One of the topics of hilarity was the food. Hot dogs are not a thing in New Zealand and, as it transpired, the rolls didn’t arrive in time so the embassy ordered what they hoped would be an approximation from a Wellington bakery. Epic fail! They were about two inches too long on each end, had about a five-inch diameter, and an overbaked biscuit-like texture. My new friends declared that the “sausages” were “interesting,” but wondered if Americans always placed them in “buns.” That was their polite way of saying they were terrible. We explained the miscalculation and had another good laugh.

 

I had no idea who won that day, though I was surprised that the team from Baltimore was called the Ravens, not the Colts. My highlight was meeting New Zealanders, hearing about Jonah Lomu, and discussing politics and lifestyles. Later, a gentleman I met there took me to a rugby match to see Lomu in action.
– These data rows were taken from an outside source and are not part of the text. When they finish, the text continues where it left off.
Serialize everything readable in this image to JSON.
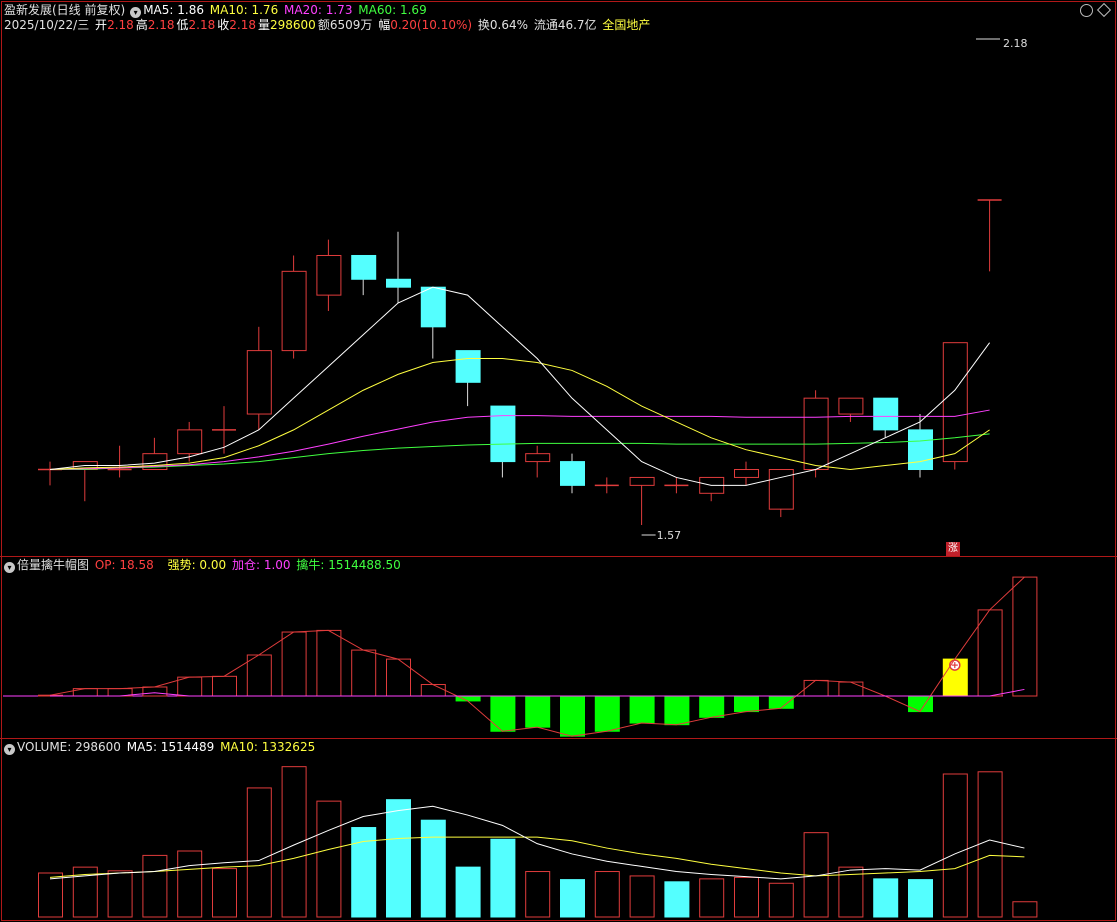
{
  "header": {
    "title": "盈新发展(日线 前复权)",
    "ma5": "MA5: 1.86",
    "ma10": "MA10: 1.76",
    "ma20": "MA20: 1.73",
    "ma60": "MA60: 1.69",
    "date": "2025/10/22/三",
    "open_label": "开",
    "open": "2.18",
    "high_label": "高",
    "high": "2.18",
    "low_label": "低",
    "low": "2.18",
    "close_label": "收",
    "close": "2.18",
    "vol_label": "量",
    "vol": "298600",
    "amt": "额6509万",
    "chg_label": "幅",
    "chg": "0.20(10.10%)",
    "turnover": "换0.64%",
    "float": "流通46.7亿",
    "sector": "全国地产",
    "max_mark": "2.18",
    "min_mark": "1.57",
    "limit_up_badge": "涨"
  },
  "indicator": {
    "name": "倍量擒牛帽图",
    "op": "OP: 18.58",
    "strong": "强势: 0.00",
    "add": "加仓: 1.00",
    "qn": "擒牛: 1514488.50"
  },
  "volume_panel": {
    "vol": "VOLUME: 298600",
    "ma5": "MA5: 1514489",
    "ma10": "MA10: 1332625"
  },
  "colors": {
    "up": "#e03c3c",
    "down": "#54ffff",
    "ma5": "#ffffff",
    "ma10": "#ffff40",
    "ma20": "#ff40ff",
    "ma60": "#40ff40",
    "pos_bar": "#e03c3c",
    "neg_bar": "#00ff00",
    "signal_bar": "#ffff00"
  },
  "chart_data": [
    {
      "type": "candlestick",
      "title": "盈新发展(日线 前复权)",
      "candles": [
        {
          "o": 1.64,
          "h": 1.65,
          "l": 1.62,
          "c": 1.64
        },
        {
          "o": 1.64,
          "h": 1.65,
          "l": 1.6,
          "c": 1.65
        },
        {
          "o": 1.64,
          "h": 1.67,
          "l": 1.63,
          "c": 1.64
        },
        {
          "o": 1.64,
          "h": 1.68,
          "l": 1.64,
          "c": 1.66
        },
        {
          "o": 1.66,
          "h": 1.7,
          "l": 1.65,
          "c": 1.69
        },
        {
          "o": 1.69,
          "h": 1.72,
          "l": 1.66,
          "c": 1.69
        },
        {
          "o": 1.71,
          "h": 1.82,
          "l": 1.69,
          "c": 1.79
        },
        {
          "o": 1.79,
          "h": 1.91,
          "l": 1.78,
          "c": 1.89
        },
        {
          "o": 1.86,
          "h": 1.93,
          "l": 1.84,
          "c": 1.91
        },
        {
          "o": 1.91,
          "h": 1.91,
          "l": 1.86,
          "c": 1.88
        },
        {
          "o": 1.88,
          "h": 1.94,
          "l": 1.85,
          "c": 1.87
        },
        {
          "o": 1.87,
          "h": 1.87,
          "l": 1.78,
          "c": 1.82
        },
        {
          "o": 1.79,
          "h": 1.79,
          "l": 1.72,
          "c": 1.75
        },
        {
          "o": 1.72,
          "h": 1.72,
          "l": 1.63,
          "c": 1.65
        },
        {
          "o": 1.65,
          "h": 1.67,
          "l": 1.63,
          "c": 1.66
        },
        {
          "o": 1.65,
          "h": 1.66,
          "l": 1.61,
          "c": 1.62
        },
        {
          "o": 1.62,
          "h": 1.63,
          "l": 1.61,
          "c": 1.62
        },
        {
          "o": 1.62,
          "h": 1.63,
          "l": 1.57,
          "c": 1.63
        },
        {
          "o": 1.62,
          "h": 1.63,
          "l": 1.61,
          "c": 1.62
        },
        {
          "o": 1.61,
          "h": 1.63,
          "l": 1.6,
          "c": 1.63
        },
        {
          "o": 1.63,
          "h": 1.65,
          "l": 1.62,
          "c": 1.64
        },
        {
          "o": 1.59,
          "h": 1.64,
          "l": 1.58,
          "c": 1.64
        },
        {
          "o": 1.64,
          "h": 1.74,
          "l": 1.63,
          "c": 1.73
        },
        {
          "o": 1.71,
          "h": 1.73,
          "l": 1.7,
          "c": 1.73
        },
        {
          "o": 1.73,
          "h": 1.73,
          "l": 1.68,
          "c": 1.69
        },
        {
          "o": 1.69,
          "h": 1.71,
          "l": 1.63,
          "c": 1.64
        },
        {
          "o": 1.65,
          "h": 1.8,
          "l": 1.64,
          "c": 1.8
        },
        {
          "o": 1.98,
          "h": 1.98,
          "l": 1.89,
          "c": 1.98
        }
      ],
      "ma5": [
        1.64,
        1.645,
        1.645,
        1.648,
        1.656,
        1.668,
        1.69,
        1.73,
        1.77,
        1.81,
        1.85,
        1.87,
        1.86,
        1.82,
        1.78,
        1.73,
        1.69,
        1.65,
        1.63,
        1.62,
        1.62,
        1.63,
        1.64,
        1.66,
        1.68,
        1.7,
        1.74,
        1.8,
        1.86
      ],
      "ma10": [
        1.64,
        1.642,
        1.643,
        1.645,
        1.648,
        1.655,
        1.67,
        1.69,
        1.715,
        1.74,
        1.76,
        1.775,
        1.78,
        1.78,
        1.775,
        1.765,
        1.745,
        1.72,
        1.7,
        1.68,
        1.665,
        1.655,
        1.645,
        1.64,
        1.645,
        1.65,
        1.66,
        1.69,
        1.76
      ],
      "ma20": [
        1.64,
        1.641,
        1.642,
        1.644,
        1.646,
        1.65,
        1.656,
        1.663,
        1.672,
        1.682,
        1.691,
        1.7,
        1.706,
        1.708,
        1.708,
        1.707,
        1.707,
        1.707,
        1.707,
        1.707,
        1.706,
        1.706,
        1.706,
        1.707,
        1.707,
        1.707,
        1.707,
        1.715,
        1.73
      ],
      "ma60": [
        1.64,
        1.64,
        1.642,
        1.643,
        1.645,
        1.647,
        1.65,
        1.655,
        1.66,
        1.664,
        1.667,
        1.669,
        1.671,
        1.672,
        1.673,
        1.673,
        1.673,
        1.673,
        1.672,
        1.672,
        1.672,
        1.672,
        1.672,
        1.673,
        1.674,
        1.676,
        1.68,
        1.685,
        1.69
      ],
      "max_label": 2.18,
      "min_label": 1.57
    },
    {
      "type": "bar",
      "title": "倍量擒牛帽图",
      "values": [
        0.1,
        0.9,
        0.9,
        1.1,
        2.3,
        2.4,
        5.0,
        7.8,
        8.0,
        5.6,
        4.5,
        1.4,
        -0.6,
        -4.3,
        -3.8,
        -4.9,
        -4.3,
        -3.3,
        -3.5,
        -2.6,
        -1.9,
        -1.5,
        1.9,
        1.7,
        0,
        -1.9,
        4.5,
        10.5,
        14.5
      ],
      "signal": [
        0,
        0,
        0,
        0,
        0,
        0,
        0,
        0,
        0,
        0,
        0,
        0,
        0,
        0,
        0,
        0,
        0,
        0,
        0,
        0,
        0,
        0,
        0,
        0,
        0,
        0,
        1,
        0,
        0
      ],
      "line": [
        0.1,
        0.9,
        0.9,
        1.1,
        2.3,
        2.4,
        5.0,
        7.8,
        8.0,
        5.6,
        4.5,
        1.4,
        -0.6,
        -4.3,
        -3.8,
        -4.9,
        -4.3,
        -3.3,
        -3.5,
        -2.6,
        -1.9,
        -1.5,
        1.9,
        1.7,
        0,
        -1.9,
        4.5,
        10.5,
        14.5
      ],
      "line2": [
        0,
        0,
        0,
        0.4,
        0,
        0,
        0,
        0,
        0,
        0,
        0,
        0,
        0,
        0,
        0,
        0,
        0,
        0,
        0,
        0,
        0,
        0,
        0,
        0,
        0,
        0,
        0,
        0,
        0.8
      ]
    },
    {
      "type": "bar",
      "title": "VOLUME",
      "values": [
        600000,
        680000,
        630000,
        840000,
        900000,
        660000,
        1760000,
        2050000,
        1580000,
        1220000,
        1600000,
        1320000,
        680000,
        1060000,
        620000,
        510000,
        620000,
        560000,
        480000,
        520000,
        540000,
        460000,
        1150000,
        680000,
        520000,
        510000,
        1950000,
        1980000,
        208000
      ],
      "up": [
        1,
        1,
        1,
        1,
        1,
        1,
        1,
        1,
        1,
        0,
        0,
        0,
        0,
        0,
        1,
        0,
        1,
        1,
        0,
        1,
        1,
        1,
        1,
        1,
        0,
        0,
        1,
        1,
        1
      ],
      "ma5": [
        520000,
        560000,
        600000,
        620000,
        700000,
        740000,
        770000,
        980000,
        1180000,
        1370000,
        1450000,
        1510000,
        1390000,
        1250000,
        1000000,
        860000,
        760000,
        690000,
        620000,
        580000,
        550000,
        520000,
        560000,
        640000,
        660000,
        640000,
        860000,
        1050000,
        940000
      ],
      "ma10": [
        540000,
        580000,
        600000,
        620000,
        650000,
        680000,
        700000,
        800000,
        920000,
        1030000,
        1070000,
        1090000,
        1090000,
        1090000,
        1090000,
        1040000,
        940000,
        860000,
        800000,
        720000,
        660000,
        600000,
        560000,
        580000,
        600000,
        620000,
        660000,
        840000,
        820000
      ],
      "ylim": [
        0,
        2250000
      ]
    }
  ]
}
He was everything he was cracked up to be, as dominant in rugby as Secretariat was in horse racing. Outside of the America, many have called him the greatest athlete in sports history and I surely not dispute it. (Lomu tragically died of kidney disease at age 40.)  

 

Let the record show that the Ravens won that Super Bowl, a fact I looked up on the Internet as I didn’t see a score in the Wellington Post. No matter, no one at the National Library where I posted said a word about the “match.” Actually, I’ve not seen a  football game since the early 1970s. Nevertheless, every Super Bowl day I smile and think of my trip to the U.S. Embassy in Wellington, where I learned the magic that comes from making cultural connections rather than presuming an Americentric world. Go All Blacks!